Headline.co.id, Bupati Siak ~ Afni Zulkifli, menekankan pentingnya kolaborasi dan kesiapan petani dalam memanfaatkan program Peremajaan Sawit Rakyat (PSR) untuk mendukung pertumbuhan ekonomi daerah. Afni menyatakan bahwa ekonomi Kabupaten Siak bergantung pada sektor manufaktur dan perkebunan. Gangguan pada kedua sektor ini dapat berdampak langsung terhadap perekonomian daerah.

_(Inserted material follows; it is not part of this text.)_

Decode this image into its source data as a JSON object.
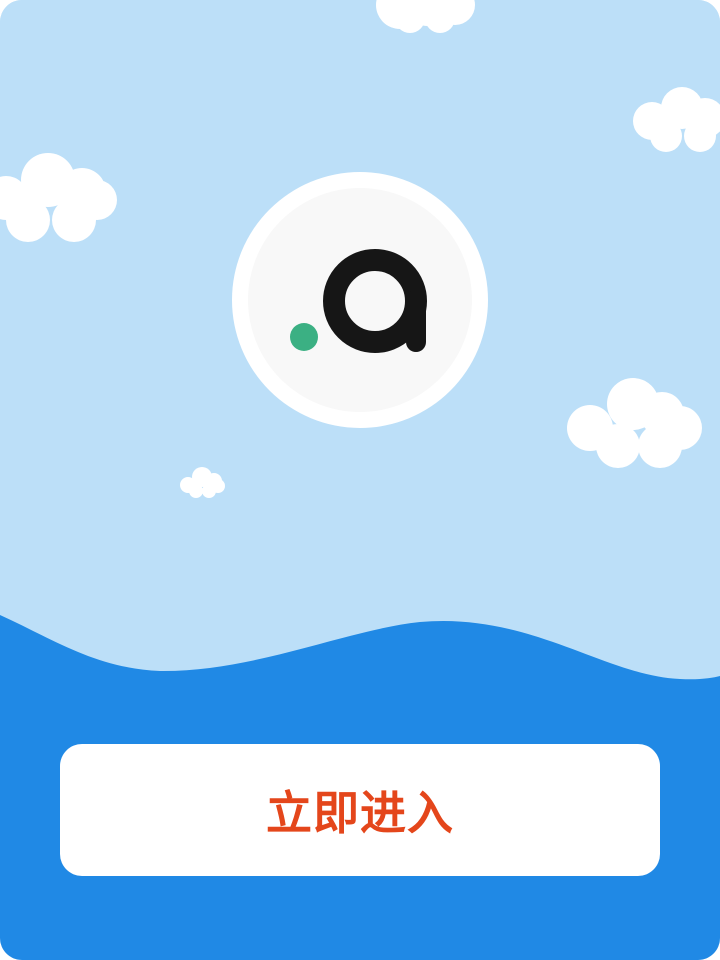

“Jika industri mengalami gangguan produksi, ekonomi juga akan terganggu. Begitu pula dengan perkebunan, jika harga sawit tidak baik, produktivitas rendah, atau terjadi konflik lahan, hal itu akan mempengaruhi pertumbuhan ekonomi,” ujar Afni saat membuka Sosialisasi Peremajaan Kelapa Sawit Pekebun (PKSP) 2026 di Okky Resto Raja Kecik, Kamis (16/4/2026).

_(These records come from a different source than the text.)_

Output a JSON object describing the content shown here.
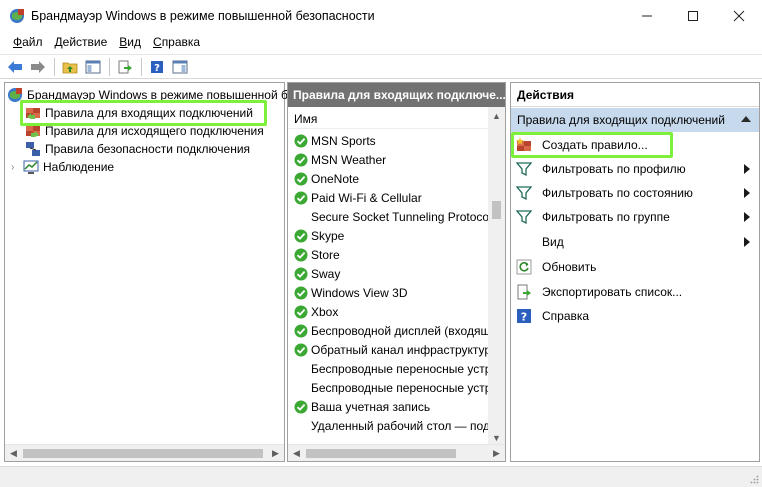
{
  "window": {
    "title": "Брандмауэр Windows в режиме повышенной безопасности"
  },
  "menu": {
    "items": [
      {
        "label_u": "Ф",
        "label_rest": "айл"
      },
      {
        "label_u": "Д",
        "label_rest": "ействие"
      },
      {
        "label_u": "В",
        "label_rest": "ид"
      },
      {
        "label_u": "С",
        "label_rest": "правка"
      }
    ]
  },
  "toolbar": {
    "icons": [
      "back-arrow-icon",
      "forward-arrow-icon",
      "up-folder-icon",
      "show-hide-console-tree-icon",
      "export-list-icon",
      "help-icon",
      "show-hide-action-pane-icon"
    ]
  },
  "tree": {
    "root": "Брандмауэр Windows в режиме повышенной безопасности",
    "items": [
      "Правила для входящих подключений",
      "Правила для исходящего подключения",
      "Правила безопасности подключения",
      "Наблюдение"
    ]
  },
  "middle": {
    "header": "Правила для входящих подключе...",
    "column": "Имя",
    "rows": [
      {
        "name": "MSN Sports",
        "enabled": true
      },
      {
        "name": "MSN Weather",
        "enabled": true
      },
      {
        "name": "OneNote",
        "enabled": true
      },
      {
        "name": "Paid Wi-Fi & Cellular",
        "enabled": true
      },
      {
        "name": "Secure Socket Tunneling Protocol",
        "enabled": false
      },
      {
        "name": "Skype",
        "enabled": true
      },
      {
        "name": "Store",
        "enabled": true
      },
      {
        "name": "Sway",
        "enabled": true
      },
      {
        "name": "Windows View 3D",
        "enabled": true
      },
      {
        "name": "Xbox",
        "enabled": true
      },
      {
        "name": "Беспроводной дисплей (входящ",
        "enabled": true
      },
      {
        "name": "Обратный канал инфраструктур",
        "enabled": true
      },
      {
        "name": "Беспроводные переносные устр",
        "enabled": false
      },
      {
        "name": "Беспроводные переносные устр",
        "enabled": false
      },
      {
        "name": "Ваша учетная запись",
        "enabled": true
      },
      {
        "name": "Удаленный рабочий стол — под",
        "enabled": false
      }
    ]
  },
  "actions": {
    "header": "Действия",
    "subheader": "Правила для входящих подключений",
    "items": [
      {
        "label": "Создать правило...",
        "icon": "new-rule-icon",
        "submenu": false
      },
      {
        "label": "Фильтровать по профилю",
        "icon": "filter-icon",
        "submenu": true
      },
      {
        "label": "Фильтровать по состоянию",
        "icon": "filter-icon",
        "submenu": true
      },
      {
        "label": "Фильтровать по группе",
        "icon": "filter-icon",
        "submenu": true
      },
      {
        "label": "Вид",
        "icon": "",
        "submenu": true
      },
      {
        "label": "Обновить",
        "icon": "refresh-icon",
        "submenu": false
      },
      {
        "label": "Экспортировать список...",
        "icon": "export-icon",
        "submenu": false
      },
      {
        "label": "Справка",
        "icon": "help-icon",
        "submenu": false
      }
    ]
  },
  "colors": {
    "highlight": "#7cf03a",
    "check_green": "#3aa832",
    "mid_header_bg": "#727272",
    "action_subheader_bg": "#c7d9ed"
  }
}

Afni menegaskan bahwa peningkatan produktivitas adalah solusi utama di tengah keterbatasan lahan. Oleh karena itu, program PSR yang didukung pendanaan dari Badan Pengelola Dana Perkebunan (BPDP) harus dimanfaatkan secara optimal oleh petani. “Lahan kita sudah tidak ada lagi untuk perluasan. Maka produktivitas yang harus kita dorong dengan melakukan PSR dan program ini harus kita akses bersama,” tambahnya.
Ia juga menekankan pentingnya pembenahan pelayanan jika petani masih mengalami kendala dalam mengakses program tersebut. Afni menyebut peluang dari BPDP cukup besar dan perlu dimanfaatkan secara kolektif oleh kelompok tani. “Kuncinya kolaborasi dan konsolidasi. Tidak bisa jalan sendiri-sendiri, kalau tidak kita hanya jadi penonton kebijakan negara,” ujarnya.

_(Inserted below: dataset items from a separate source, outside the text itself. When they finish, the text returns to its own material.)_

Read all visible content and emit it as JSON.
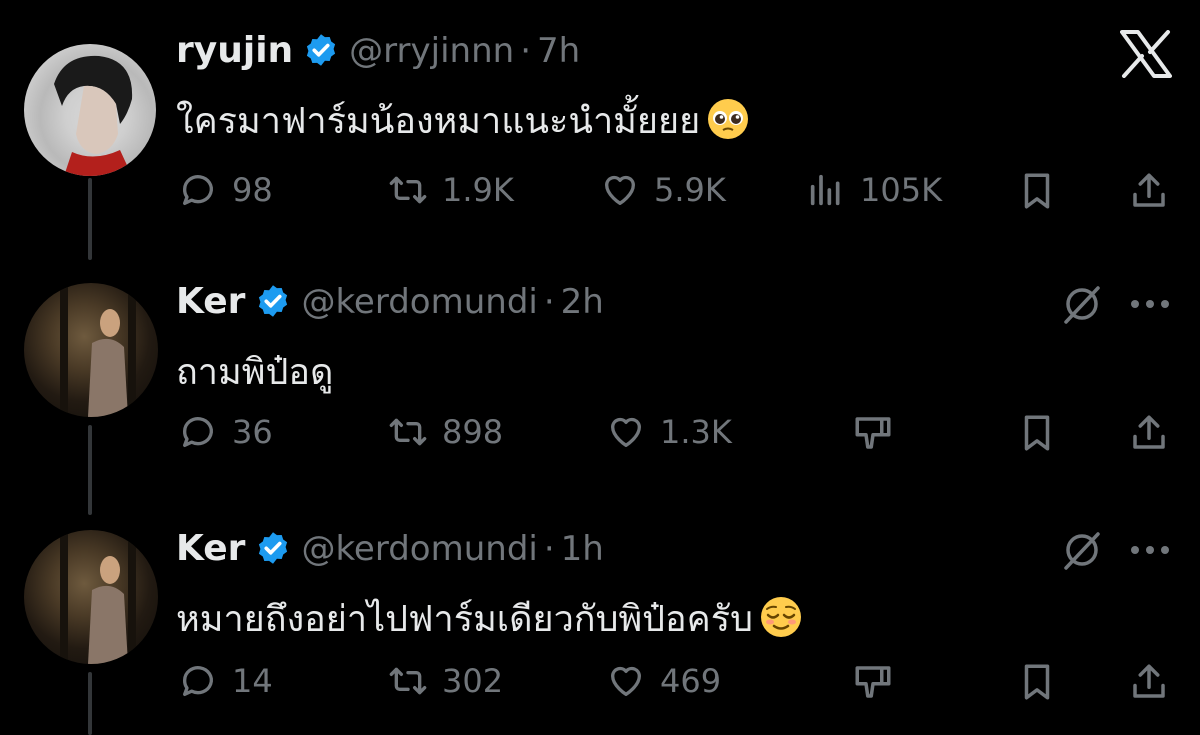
{
  "tweets": [
    {
      "name": "ryujin",
      "handle": "@rryjinnn",
      "time": "7h",
      "text": "ใครมาฟาร์มน้องหมาแนะนำมั้ยยย",
      "emoji": "pleading-face",
      "replies": "98",
      "retweets": "1.9K",
      "likes": "5.9K",
      "views": "105K"
    },
    {
      "name": "Ker",
      "handle": "@kerdomundi",
      "time": "2h",
      "text": "ถามพิป๋อดู",
      "replies": "36",
      "retweets": "898",
      "likes": "1.3K"
    },
    {
      "name": "Ker",
      "handle": "@kerdomundi",
      "time": "1h",
      "text": "หมายถึงอย่าไปฟาร์มเดียวกับพิป๋อครับ",
      "emoji": "relieved-face",
      "replies": "14",
      "retweets": "302",
      "likes": "469"
    }
  ],
  "dot": "·",
  "colors": {
    "verified": "#1d9bf0",
    "muted": "#71767b",
    "text": "#e7e9ea"
  }
}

Untuk tahun 2026, Pemerintah Kabupaten Siak menargetkan peremajaan kebun kelapa sawit seluas 750 hektare yang mencakup perkebunan eks plasma dan swadaya. Kepala Dinas Ketahanan Pangan, Pertanian, dan Perikanan (DKPPP) Kabupaten Siak, Kaharuddin, menjelaskan bahwa sosialisasi ini bertujuan memberikan pemahaman teknis dan persyaratan program PSR kepada para petani.
“Hingga 2025, program PSR telah menjangkau 3.119 kebun dengan luas 7.223 hektare di Kabupaten Siak,” kata Kaharuddin. Ia menambahkan bahwa program PSR memiliki peran penting dalam meningkatkan produktivitas, kualitas, serta kesejahteraan petani kelapa sawit yang selama ini menjadi penopang ekonomi daerah.
“Program PSR ini penting dalam meningkatkan produktivitas, kualitas, serta kesejahteraan petani kelapa sawit yang berkontribusi besar bagi ekonomi Kabupaten Siak selama ini, yang tumbuh dan telah menjadi bagian dari kehidupan masyarakat,” jelasnya.
Ketua Koperasi Jasa Jaya Abadi Sungai Berbari, Purnama, menyatakan ketertarikannya untuk mengikuti program PSR dan saat ini tengah mengurus pengajuan meski masih ada tahapan perbaikan administrasi. “Kami tertarik untuk mengikuti PSR, apalagi tadi Bupati juga menyampaikan agar program ini diperbanyak. Saat ini kami sudah mulai mengurus pengajuan, namun masih ada tahap perbaikan administrasi. Dengan adanya pendampingan dari dinas, kami merasa lebih termotivasi dan terbantu dalam proses pengusulan,” ungkap Purnama.